Ser o hacerse
Dos meses atrás me sometí al algoritmo. Trajo, de entrada, uno de los podcasts en los que se dialoga frente a un micrófono con un tono invariablemente descontracturado, y hasta ingenuo. Son dos tipos que ya dejaron atrás la tierna juventud, próximos a peinar canas, aunque no peinen nada, porque coinciden en una alopecia precoz. Uno es celebrado como analista político. En el fragmento que veo, sin embargo, habla con su ladero de masturbación, en modo retrospectivo. El raconto de ocasiones en las que fueron descubiertos frente a poringa por mamá o papá, me impide llegar a la parte del análisis político, si es que la hubo. Más tarde, aparece un fragmento de entrevista a una escritora famosa por la particularidad de sus novelas, pero como le hacen la reiteradísima y comodinesca pregunta de los gustos musicales, lanza una lista de bandas que podrían citar millones de personas de su generación, a la que la anexión de Taylor Swift no alcanza a remozar. No llego a la parte en la que, quiero creer, habla de su literatura. Más tarde todavía, el algoritmo persiste (y yo acato) en hacerme ver cosas sin grandes diferencias temáticas y estéticas con las dos que vi antes. Incluso aunque cuenten con la presencia de figuras destacadas de la política o la cultura, cuyo lustre tracciona como ninguno (la rompen con miles de vistas y comentarios), las cuestiones que se tratan, los enfoques, todo es homogéneo. Las humanidades ranquean alto de la mano de profesionales cuya mayor valía parece ser la velocidad. Son tan rápidos para exhibir títulos y diplomas, como para convertir, en los casos más extremos, siglos o décadas de saber al formato “tips”. Sociólogos, psicólogos, filósofos, politólogos y otros influencers del pensamiento hablando en primera persona, simples, conmovidos, brutales o frágiles, presos de la brevedad de los reels, esperando likes. El género y la ultraderecha siguen pisando fuerte como base sobre la cual reflexionar acerca del drama actual, pero, en la burbuja que me toca, se abordan desde los sesgos de siempre. Por momentos se arman griteríos que remiten a los programas de panelistas de la televisión.

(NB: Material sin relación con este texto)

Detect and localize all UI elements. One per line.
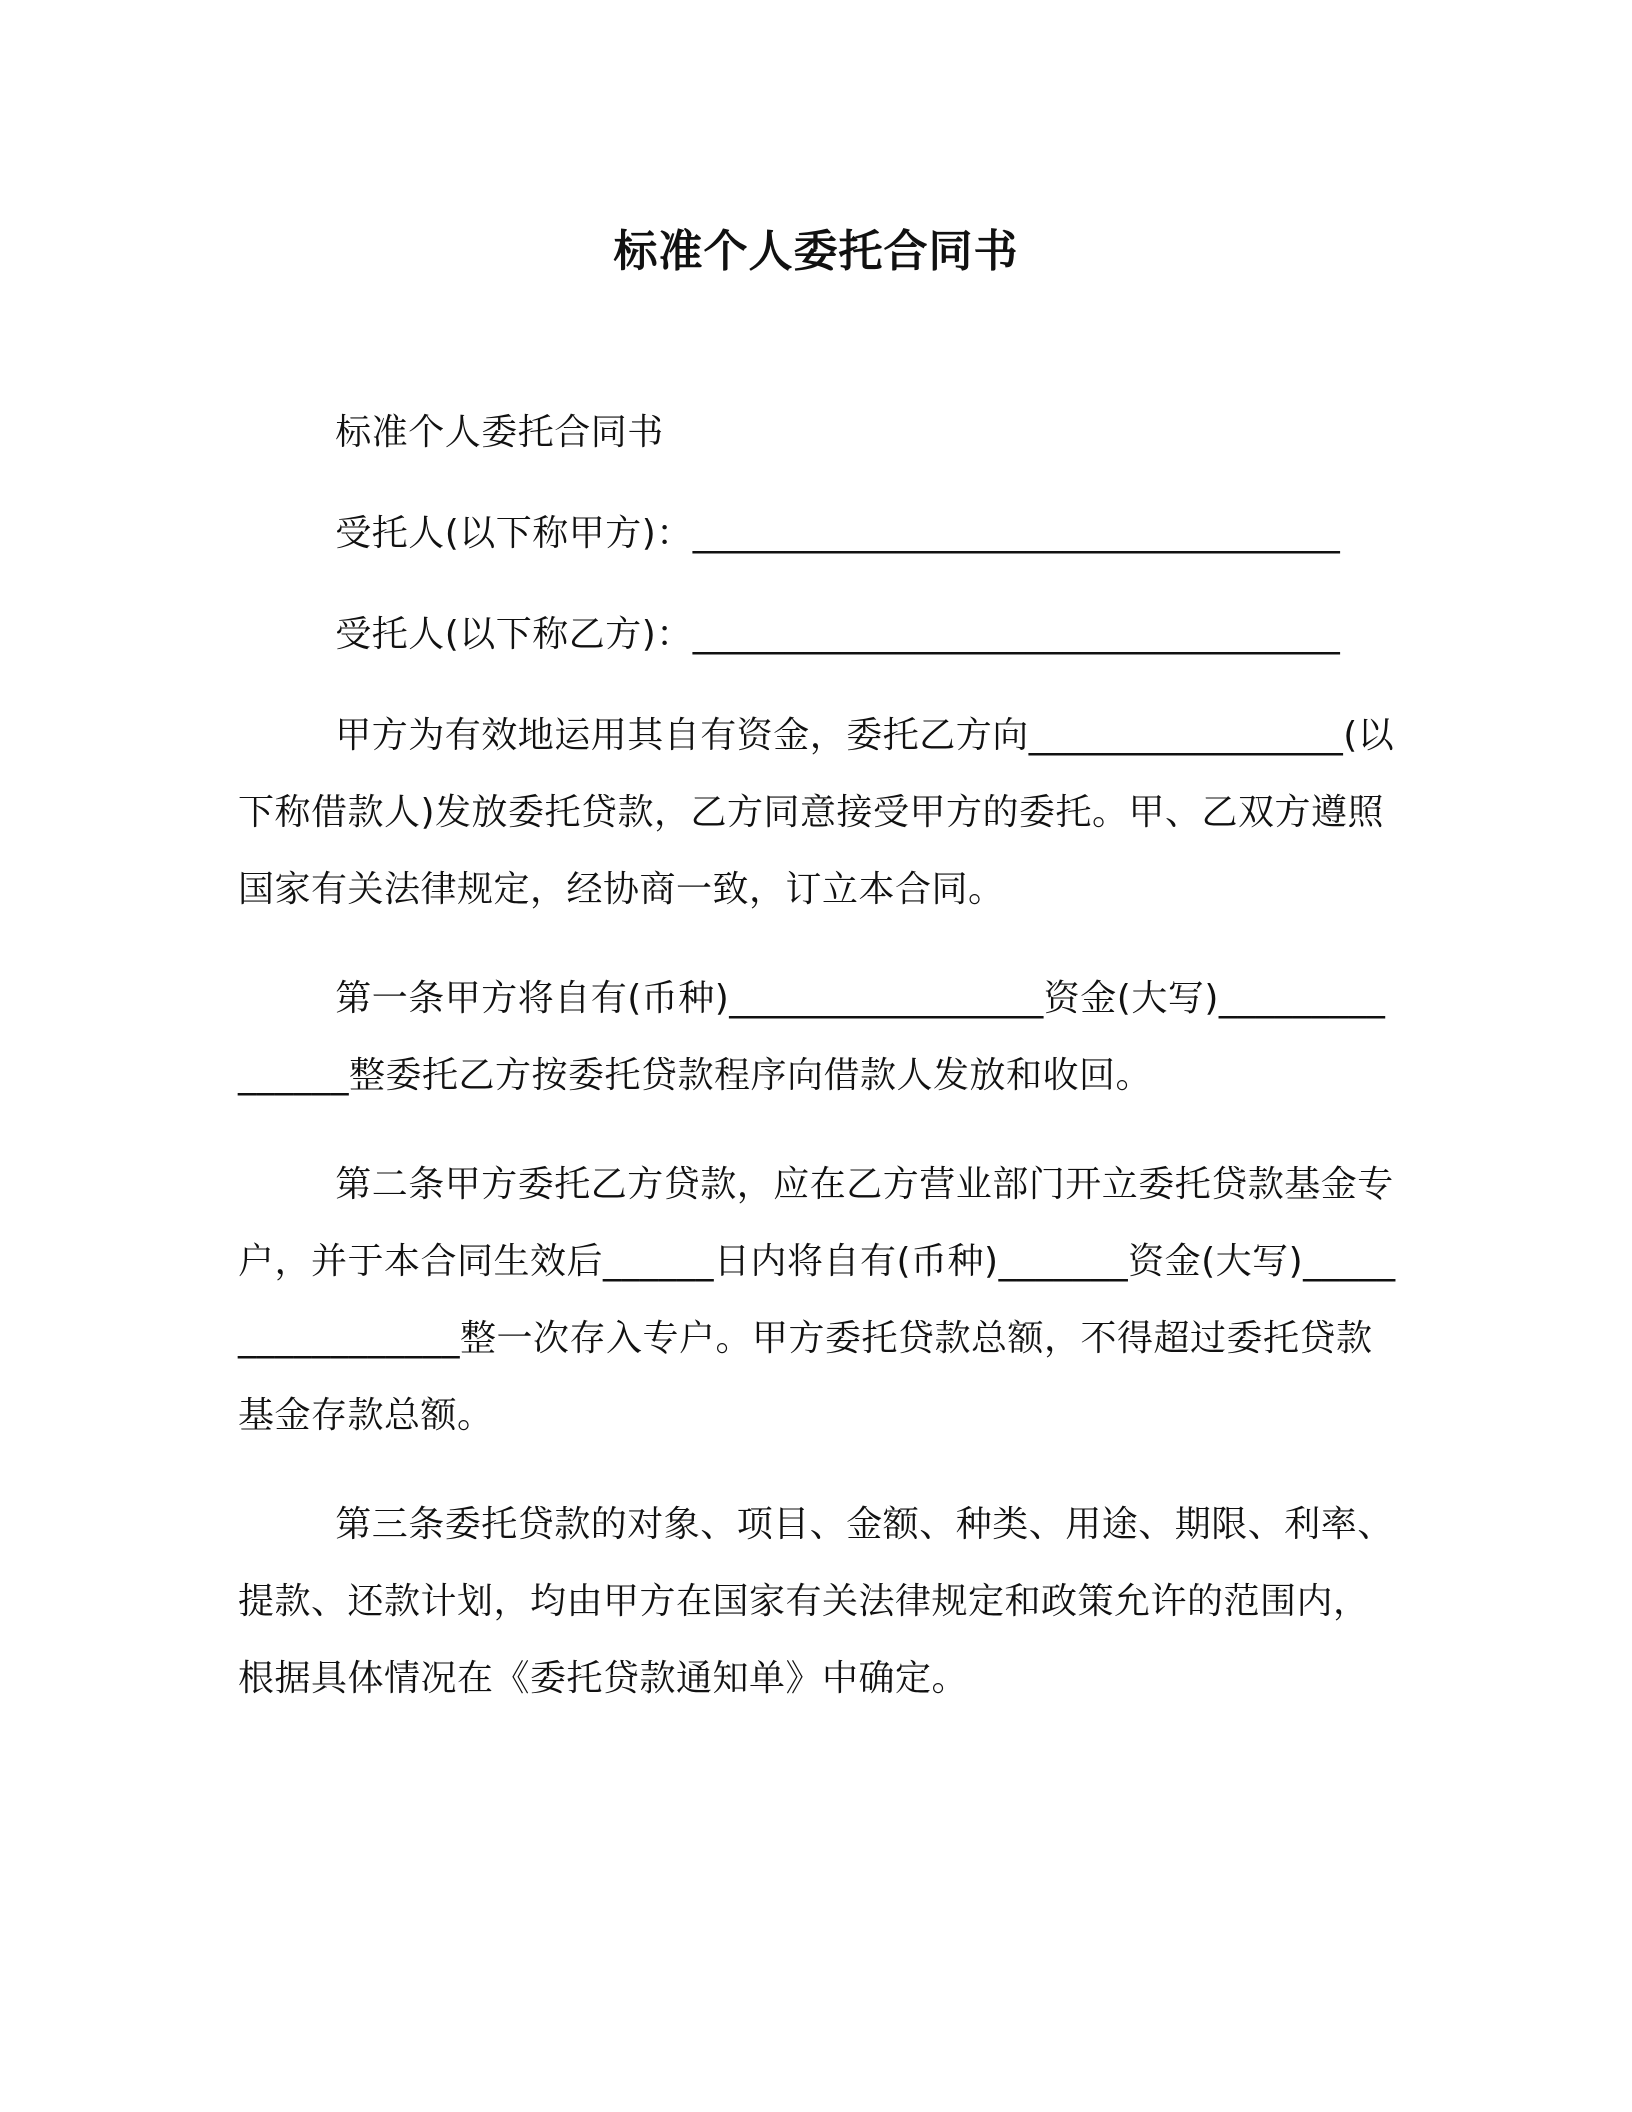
paragraph-article-1: 第一条甲方将自有(币种)_________________资金(大写)_______________整委托乙方按委托贷款程序向借款人发放和收回。 xyxy=(238,978,1386,1096)
paragraph-article-2: 第二条甲方委托乙方贷款，应在乙方营业部门开立委托贷款基金专户，并于本合同生效后______日内将自有(币种)_______资金(大写)_________________整一次存入专户。甲方委托贷款总额，不得超过委托贷款基金存款总额。 xyxy=(238,1164,1396,1436)
document-body xyxy=(238,394,1398,1749)
paragraph-party-a: 受托人(以下称甲方)：___________________________________ xyxy=(335,513,1341,554)
paragraph-party-b: 受托人(以下称乙方)：___________________________________ xyxy=(335,614,1341,655)
document-title: 标准个人委托合同书 xyxy=(613,226,1019,277)
paragraph-subtitle: 标准个人委托合同书 xyxy=(335,412,664,453)
paragraph-article-3: 第三条委托贷款的对象、项目、金额、种类、用途、期限、利率、提款、还款计划，均由甲方在国家有关法律规定和政策允许的范围内，根据具体情况在《委托贷款通知单》中确定。 xyxy=(238,1504,1394,1699)
paragraph-preamble: 甲方为有效地运用其自有资金，委托乙方向_________________(以下称借款人)发放委托贷款，乙方同意接受甲方的委托。甲、乙双方遵照国家有关法律规定，经协商一致，订立本合同。 xyxy=(238,715,1395,910)
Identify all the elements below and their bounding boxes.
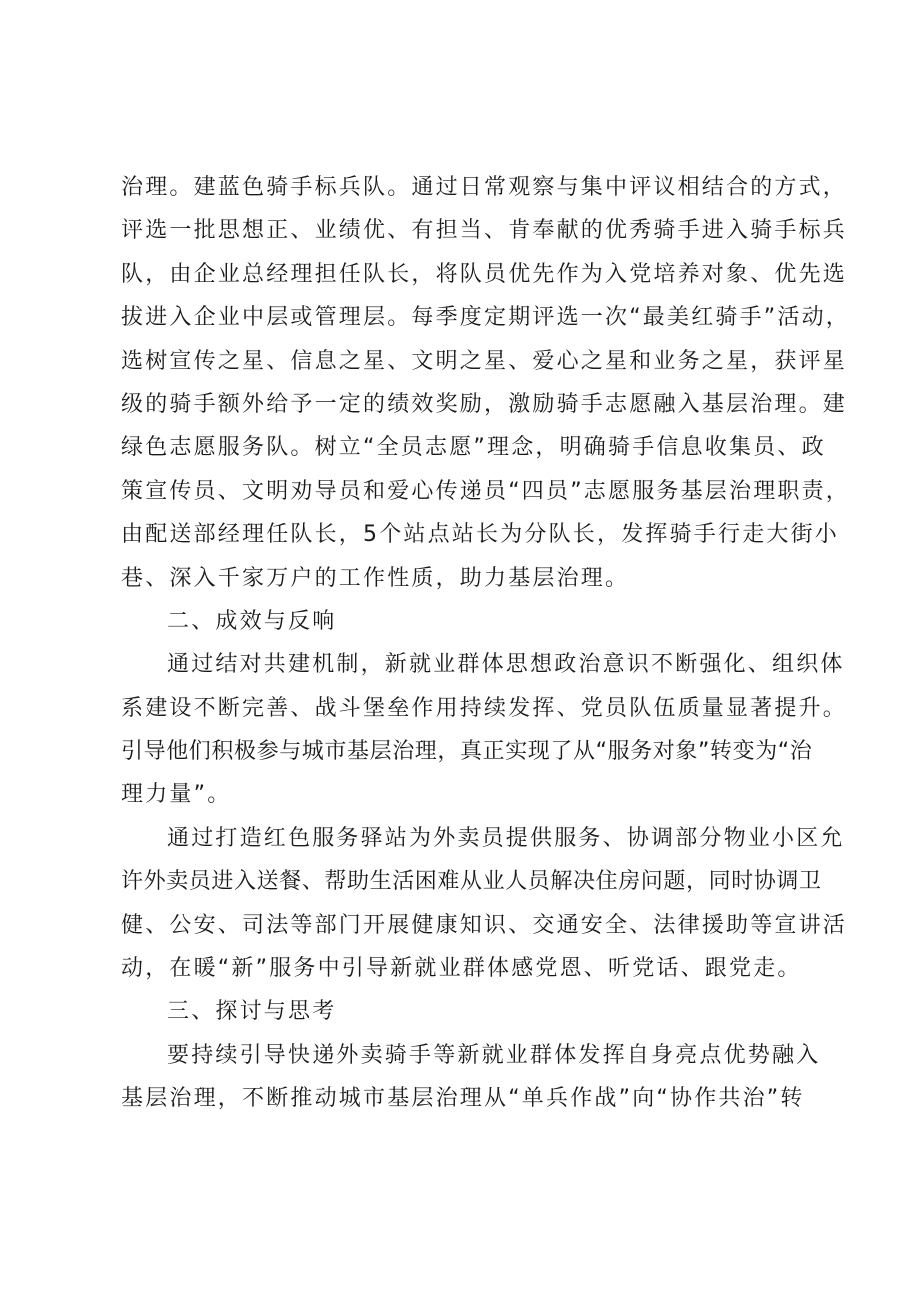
text-line: 引导他们积极参与城市基层治理，真正实现了从“服务对象”转变为“治 (121, 739, 813, 765)
text-line: 拔进入企业中层或管理层。每季度定期评选一次“最美红骑手”活动， (121, 305, 850, 331)
paragraph-discussion (121, 1034, 821, 1121)
text-line: 动，在暖“新”服务中引导新就业群体感党恩、听党话、跟党走。 (121, 956, 802, 982)
text-line: 策宣传员、文明劝导员和爱心传递员“四员”志愿服务基层治理职责， (121, 478, 850, 504)
text-line: 巷、深入千家万户的工作性质，助力基层治理。 (121, 565, 630, 591)
text-line: 队，由企业总经理担任队长，将队员优先作为入党培养对象、优先选 (121, 261, 848, 287)
paragraph-results-services (121, 817, 848, 991)
text-line: 选树宣传之星、信息之星、文明之星、爱心之星和业务之星，获评星 (121, 348, 848, 374)
text-line: 评选一批思想正、业绩优、有担当、肯奉献的优秀骑手进入骑手标兵 (121, 218, 848, 244)
text-line: 通过打造红色服务驿站为外卖员提供服务、协调部分物业小区允 (167, 825, 845, 851)
text-line: 系建设不断完善、战斗堡垒作用持续发挥、党员队伍质量显著提升。 (121, 695, 848, 721)
text-line: 级的骑手额外给予一定的绩效奖励，激励骑手志愿融入基层治理。建 (121, 391, 848, 417)
text-line: 理力量”。 (121, 782, 232, 808)
text-line: 由配送部经理任队长，5个站点站长为分队长，发挥骑手行走大街小 (121, 522, 839, 548)
section-heading-discussion: 三、探讨与思考 (167, 999, 337, 1025)
text-line: 治理。建蓝色骑手标兵队。通过日常观察与集中评议相结合的方式， (121, 175, 848, 200)
text-line: 绿色志愿服务队。树立“全员志愿”理念，明确骑手信息收集员、政 (121, 435, 826, 461)
text-line: 通过结对共建机制，新就业群体思想政治意识不断强化、组织体 (167, 652, 845, 678)
paragraph-riders-teams (121, 166, 850, 600)
section-heading-results: 二、成效与反响 (167, 608, 337, 634)
text-line: 基层治理，不断推动城市基层治理从“单兵作战”向“协作共治”转 (121, 1086, 805, 1112)
text-line: 许外卖员进入送餐、帮助生活困难从业人员解决住房问题，同时协调卫 (121, 869, 822, 895)
paragraph-results-mechanism (121, 643, 848, 817)
text-line: 要持续引导快递外卖骑手等新就业群体发挥自身亮点优势融入 (167, 1042, 821, 1068)
document-body (121, 166, 850, 1121)
text-line: 健、公安、司法等部门开展健康知识、交通安全、法律援助等宣讲活 (121, 912, 848, 938)
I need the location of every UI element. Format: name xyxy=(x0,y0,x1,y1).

Hablando durante una entrevista del fracaso del kirchnerismo (“Tuvo ribetes de un multiculturalismo importado de un campus de California, que no corría ni en California”), Pablo Semán usó una imagen genial: “Tener la conducta madura de atravesar el desierto”. La usó en relación a lo que él ve como una salida a quien se siente derrotado, y en oposición a “agarrarse de cualquier cosa” para esquivar el bulto. Sin embargo, este tipo de posiciones no son frecuentes en la comunicación; más bien se privilegia el nado por aguas seguras. Hay que ser canchero, pero sensible, piola, pero medio naïf. Algunos se animan a las palabras raras y a parafrasear autores de moda, con resultados más librescos, pero conceptualmente faltos de riesgo, trascendencia y novedad.
Hace un tiempo escribí para este espacio sobre el filósofo español Gustavo Bueno, admirable, entre otras cosas, por no subestimar al público, por ser mediático, pero erudito. Entendió que desafiar al receptor con complejidades e ideas fuera de agenda no necesariamente obtura el acto de informar. Bueno fue polémico y cambiante, pero aun así alcanzó gran popularidad. Se hizo cargo de la importancia de los medios, al punto de aparecer en Gran Hermano, sin transformarse en un divulgador complaciente que lanza “verdades” empaquetadas al gusto del consumidor. Como él, muchas voces actuales no se resignan a ser parte de un consenso que solo existe en espacios interesados en espejar lo que suponen es su audiencia.
“Noto en Walser algo particularmente atractivo que es una ingenuidad no forzada, absolutamente auténtica”, decía Guillermo Piro a propósito de la traducción que hizo de Seeland (Pinka Editora). Tal vez, ésta sea la ingenuidad que busca exhibirse en la burbuja progresista en la que el algoritmo me envolvió, pero, por falta de autenticidad, se transforma en un rasgo como destinado a esconder la baja opinión que se tiene del otro. Es que hacerse el boludo en un medio, más allá de cuánto pague, se apoya en el prejuicio de que la boludez es patrimonio exclusivo del espectador. Y, por supuesto, no es así. Alguien podría replicar que haberme dejado someter por el algoritmo es una prueba de esa boludez, pero elijo creer que es solo mía.